Stablecoins have achieved niche success in comparison. Only Ethereum among other cryptocurrencies has developed any sort of native financial system, and it lags far behind Bitcoin. Attempts by traditional financial institutions to harness blockchain and other crypto technologies also have niche successes, but they do not threaten Bitcoin’s hegemony. Some major attempts to build financial services directly into crypto, like FTX and Celsius Network, collapsed in 2022, and all were tainted by the fallout.

This three-step value proposition explains the unstable correlations.

The market value of crypto projects depends on investor enthusiasm for technology ventures, which has a high correlation to technology stocks. But the enthusiasm for putting money into crypto often has the reverse correlation, with disappointing tech returns sending optimists and risk-lovers to crypto.

The latest doubling of Bitcoin prices seems mostly related to increasing regulatory clarity and tolerance, which does not seem to extend to stablecoins or other crypto. This enhances both the efficiency of the Bitcoin financial and banking system, and insulates it from competitors. Regulatory attitudes are mostly uncorrelated with asset prices.

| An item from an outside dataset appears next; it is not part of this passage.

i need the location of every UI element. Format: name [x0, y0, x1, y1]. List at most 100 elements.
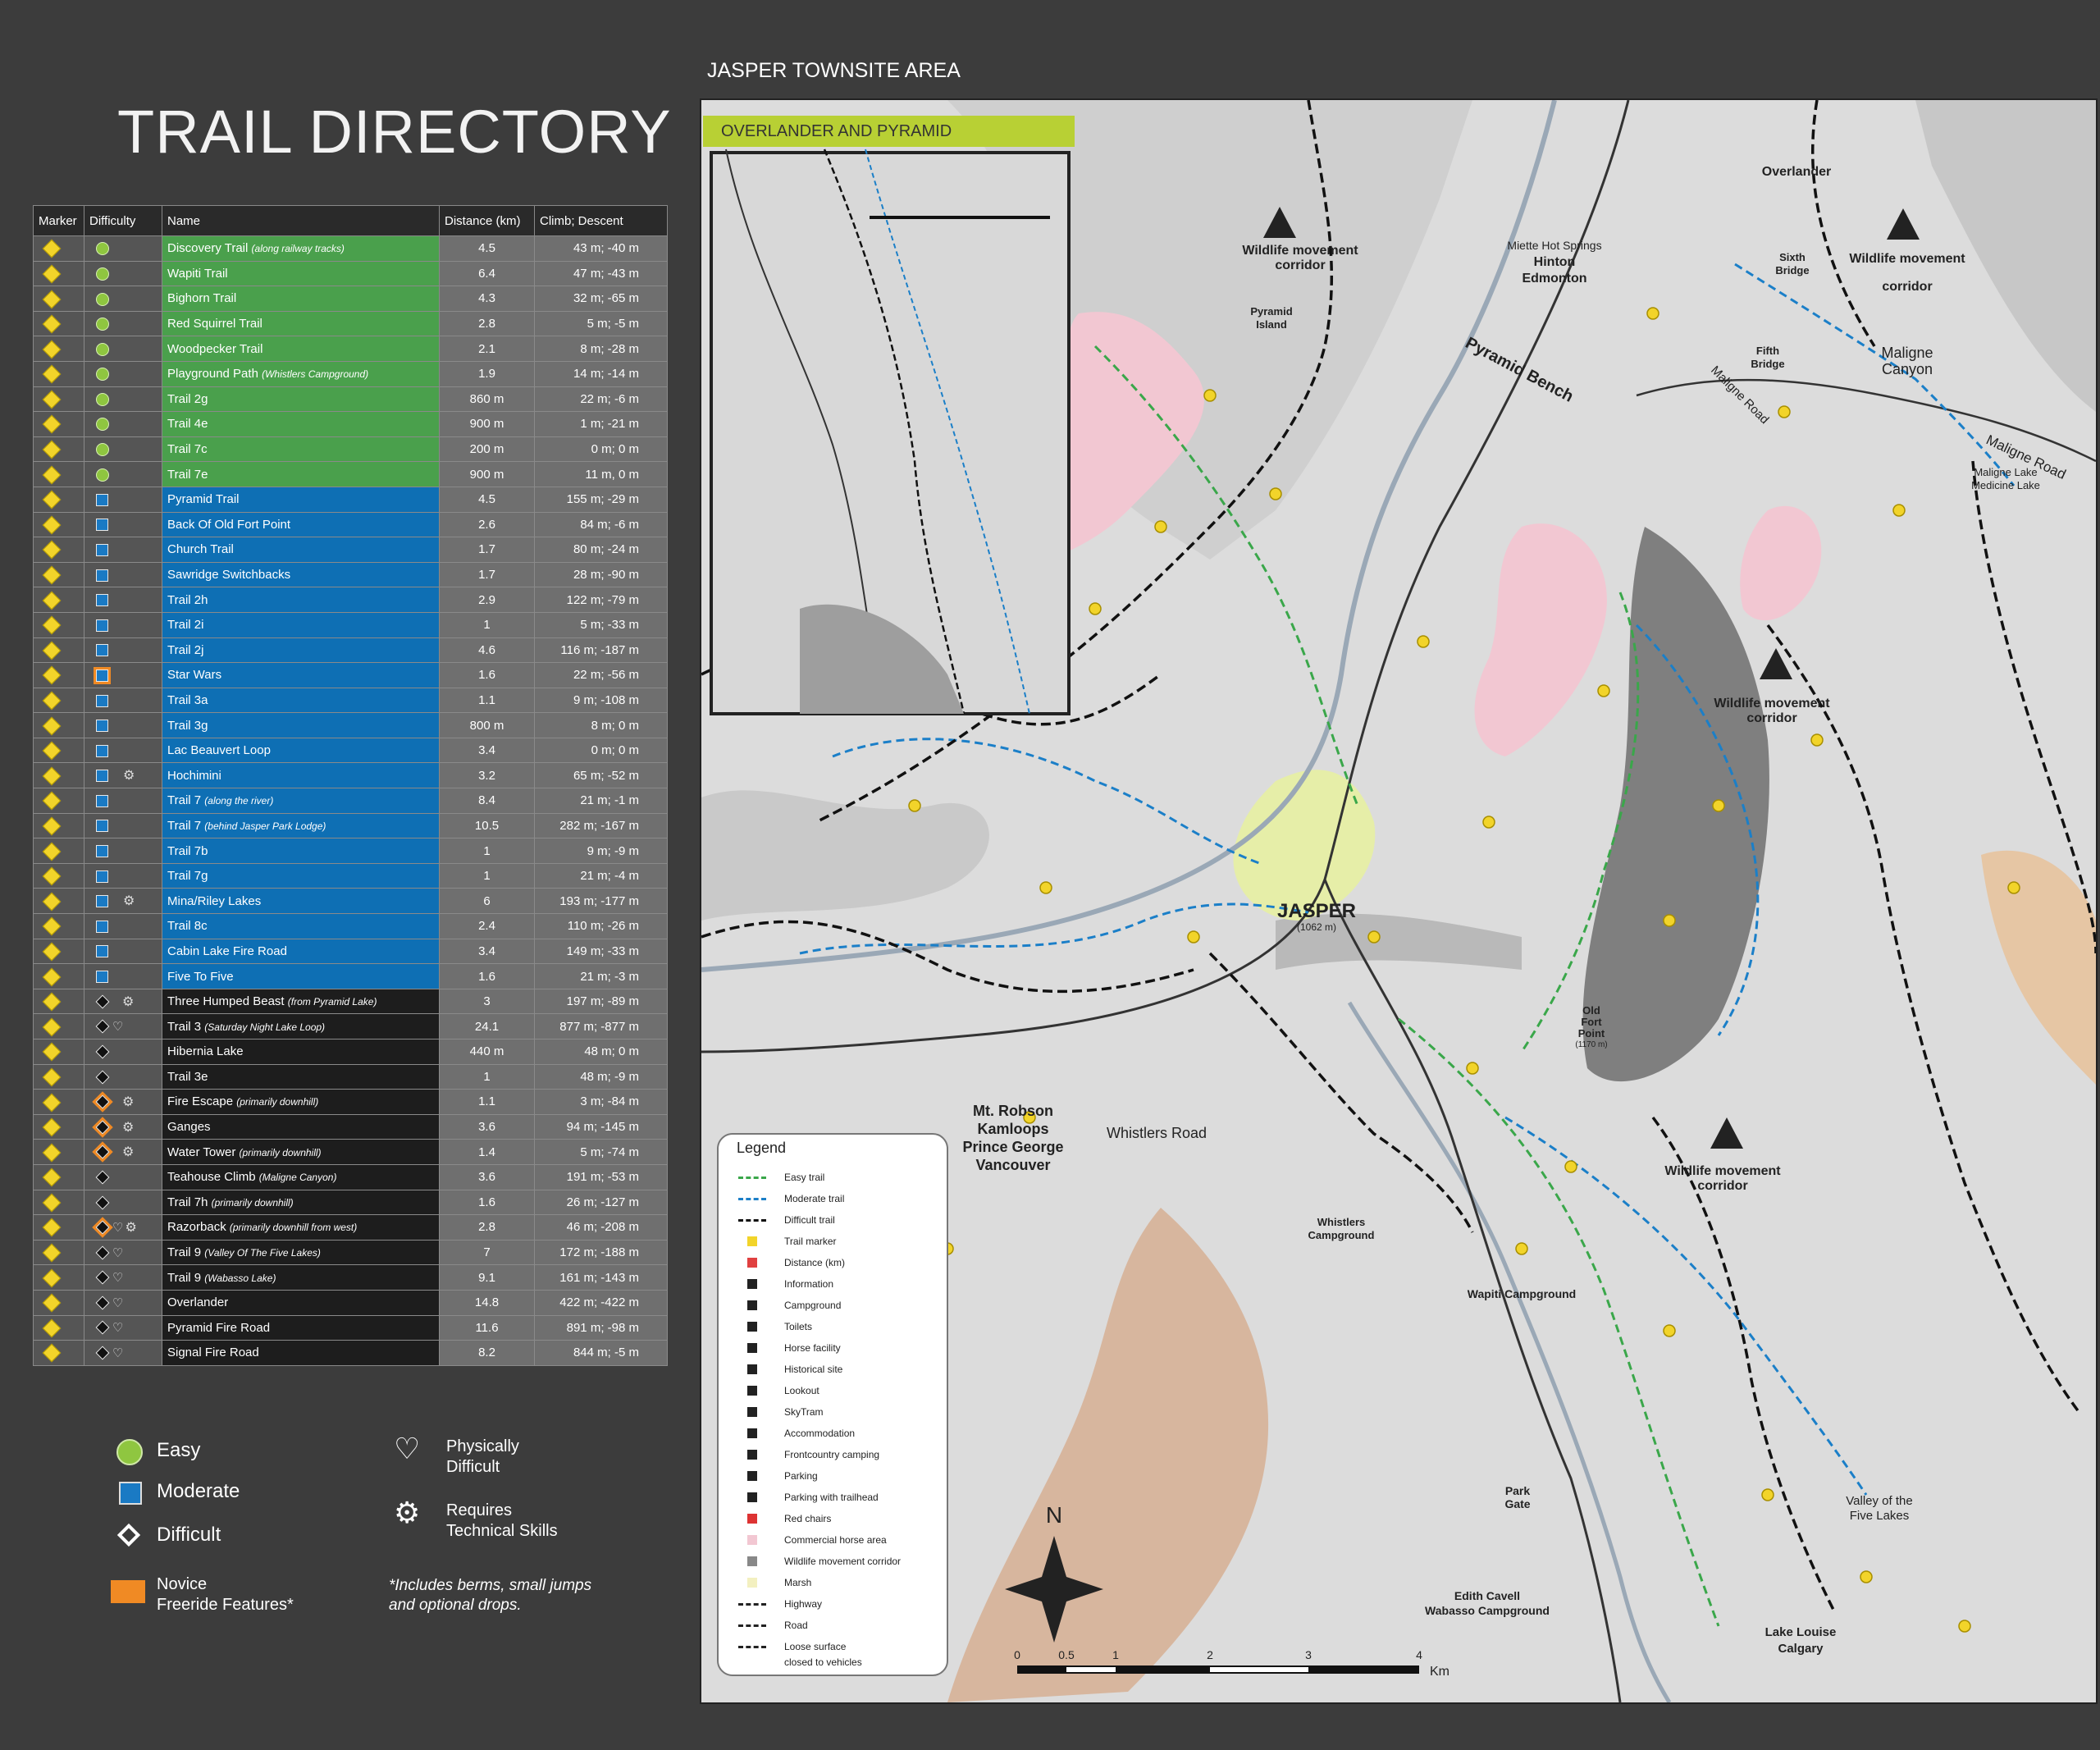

With no obvious triggers for changes in crypto project successes or enthusiasm for crypto trading on the horizon, the near-term outlook for Bitcoin seems to depend mostly on regulatory news, especially the approval of spot Bitcoin ETFs. Beyond that, there is always the possibility of pullbacks or bumps in the road, especially if there are new crypto scandals.

Competition from stablecoins, traditional finance and crypto-native institutions is near zero, so any progress there can only be negative for Bitcoin. My guess is that the next Bitcoin doubling will be driven by the long-awaited crypto “killer app” that persuades millions of people to learn and use crypto, not just hold or trade it. The other possibility is problems in the traditional financial system — a crisis, increased repression, inflation fears, a credit crunch — will make Bitcoin relatively attractive.

We are close to the time when even very traditional investors, generally skeptical about crypto, should accept that it’s safer to have a small allocation to Bitcoin than to ignore it. Crypto might still all go to zero, but there’s enough potential upside that no exposure is an unbalanced portfolio.